Dragonwitch

“All the while we were following the cat up here,” said Alistair, “I told myself I wouldn’t breathe a word. I told myself to let it go, to let the past be what it was, to think no more of it. After all, we’re probably all of us going to die. Me now; you, soon enough.”


She heard his voice shake. She could guess at every word that rained down upon her head, and she wanted to cower. At a command from him she might have flung herself from the mountain, so deep was her shame! Traitor. Liar. Demon’s minion. Nothing he could call her was as bad as what she called herself.

“I’m going into that dark,” Alistair said, “and I know what end I’ll meet. You’re off on a death march yourself after all those dragon-eaten priestesses. And I think to myself, this is it. This is where heroes either declare themselves or go home. Well, I’m not going home.”

His fists clenched and she wondered if he would strike her and if she would have the gall to ward off his blow.

“Look,” he said, “you can’t understand me, so I’m going to say this the simplest way I know how.”

The next moment he took her by the shoulders. Because she could not help wincing away, the first kiss he gave her landed awkwardly on the side of her mouth, causing him to catch her face and shift her into a better angle. Her limbs went to stone and her heart stopped beating.

Then he was looking down at her. He blinked once and let her go. “I don’t want to hear anything you have to say.”

Before she could draw breath, he was climbing back up to the cave and soon would be swallowed.

“Why did you do that?” Mouse cried and nearly fell over herself scrambling after him. “Why didn’t you hit me?”

He was at the cave mouth now. He was inside. The red of his hair gleamed in the sunlight and then vanished. Mouse fell on her hands and knees, cutting her palms, but was up again in a moment, standing on the brink of that darkness and shouting, “You had no right to do that, you pale-faced dog of a bullying man!”

Eanrin, leaning with his shoulder against the rock of the cave opening, called down into the dark, “She says your kisses are like drops of summer rain on a parched and thirsty land.”

Alistair’s voice carried up. “I don’t want to hear!”

“Cat! Cat!” Mouse cried, turning to Eanrin. “Tell him I hope he trips in the dark and breaks that stupid face of his! I’d like to see him try to kiss me again!”

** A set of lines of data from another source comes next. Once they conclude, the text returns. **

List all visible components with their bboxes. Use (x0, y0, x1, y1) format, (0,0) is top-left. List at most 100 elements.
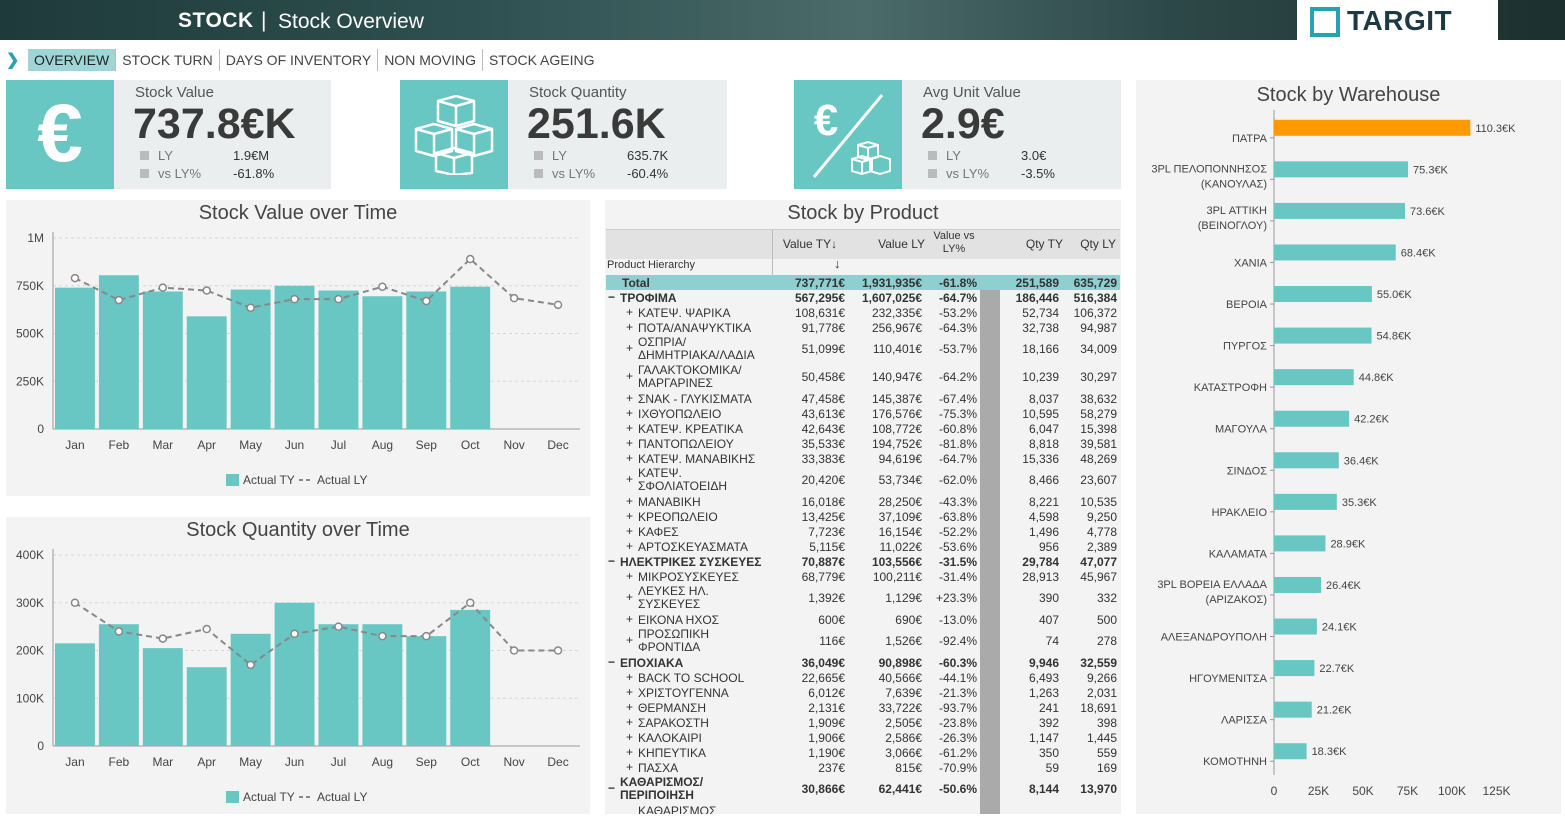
warehouse-bar[interactable] (1274, 410, 1350, 427)
tab-overview[interactable]: OVERVIEW (28, 49, 117, 71)
warehouse-bar[interactable] (1274, 535, 1326, 552)
table-row[interactable]: + ΘΕΡΜΑΝΣΗ 2,131€ 33,722€ -93.7% 241 18,691 (606, 700, 1120, 715)
bar[interactable] (274, 285, 315, 429)
table-row[interactable]: + ΚΑΤΕΨ. ΨΑΡΙΚΑ 108,631€ 232,335€ -53.2% 52,7… (606, 305, 1120, 320)
expand-icon[interactable]: + (626, 569, 634, 584)
table-row[interactable]: + ΜΙΚΡΟΣΥΣΚΕΥΕΣ 68,779€ 100,211€ -31.4% 28,91… (606, 569, 1120, 584)
expand-icon[interactable]: + (626, 612, 634, 627)
ly-point[interactable] (378, 282, 387, 291)
ly-point[interactable] (553, 300, 563, 310)
expand-icon[interactable]: + (626, 494, 634, 509)
col-value-ty[interactable]: Value TY↓ (772, 237, 848, 251)
ly-point[interactable] (465, 254, 475, 264)
ly-point[interactable] (290, 629, 299, 639)
warehouse-bar[interactable] (1274, 618, 1317, 635)
collapse-icon[interactable]: − (608, 290, 616, 305)
table-group-row[interactable]: − ΚΑΘΑΡΙΣΜΟΣ/ΠΕΡΙΠΟΙΗΣΗ 30,866€ 62,441€ -50.… (606, 775, 1120, 803)
bar[interactable] (406, 291, 447, 429)
warehouse-bar[interactable] (1274, 286, 1372, 303)
ly-point[interactable] (290, 294, 299, 304)
table-row[interactable]: + ΚΑΤΕΨ. ΜΑΝΑΒΙΚΗΣ 33,383€ 94,619€ -64.7% 15,… (606, 451, 1120, 466)
ly-point[interactable] (158, 283, 168, 292)
warehouse-bar[interactable] (1274, 701, 1312, 718)
stock-value-chart-panel[interactable]: Stock Value over Time 0 250K 500K 750K 1M Jan… (6, 200, 590, 496)
bar[interactable] (362, 624, 403, 746)
table-row[interactable]: + ΟΣΠΡΙΑ/ΔΗΜΗΤΡΙΑΚΑ/ΛΑΔΙΑ 51,099€ 110,401€ -… (606, 335, 1120, 363)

“She says,” Eanrin called into the black, “she’d like to see you try to kiss her again.”

“I’m not listening” came Alistair’s voice, faint from the shadows.

“Tell him I hate the sight of him!”

“And she loves you.”

There was no answer. Alistair was gone.

Mouse stood breathing hard, tears brimming in her eyes. She pressed a hand to her heart. Why did it beat so fast? Fury, most likely.

“Did you tell him, cat?” She gulped, anxious to disguise the tremor in her voice. “Did you tell him right?”

“I told him, girl,” Eanrin said with a cattish smile. “I told him better than you could yourself.”





11


I DO NOT WELL REMEMBER WHAT TRANSPIRED after that. I lay for a time exposed and mindless upon that mountain. I did not know myself, and when Amarok the Wolf Lord came to me, I did not know him either. He told me I was a mortal, and I believed him. He told me that he loved me, that I loved him in return, and I believed this as well.

He, a mere Faerie-shifter, not a king, not a lord! Master of a stolen demesne carved from the mortals’ world and peopled with slaves who called him “god.” And I believed him a god as well, and I worshipped him, and I bore his monstrous children.

Twins. Dogs.



She could almost believe she was alone in the world, so quiet was Gaheris Castle at night. Even the breaking of stone below was stilled, and the crack of the whips as the slaves were shuffled off to sleeping quarters to steal a few precious hours.

Not Leta. She lit the few candles provided for her and continued searching the documents. It felt hopeless, but better to work than to sit in the darkness and be afraid. So she lit candle after candle, her eyes burning as she searched the various books and scrolls.

Four days had passed since she’d been imprisoned in the library. Every day Corgar returned and asked her what she had found. Every day, when she could tell him nothing, she expected his wrath to fall upon her. Instead, he would stand quietly and watch her work. Then he would leave, and she would find the ability to breathe once more.

“You’ve read everything,” she muttered that night, shivering, crouched over her small candle flame. “You’ve read everything in this room! There’s nothing here.”

So he’ll kill you, said her practical side.

Rebellious Leta had only the energy to shrug. “Let him kill me, then,” she muttered. “I still have nothing.”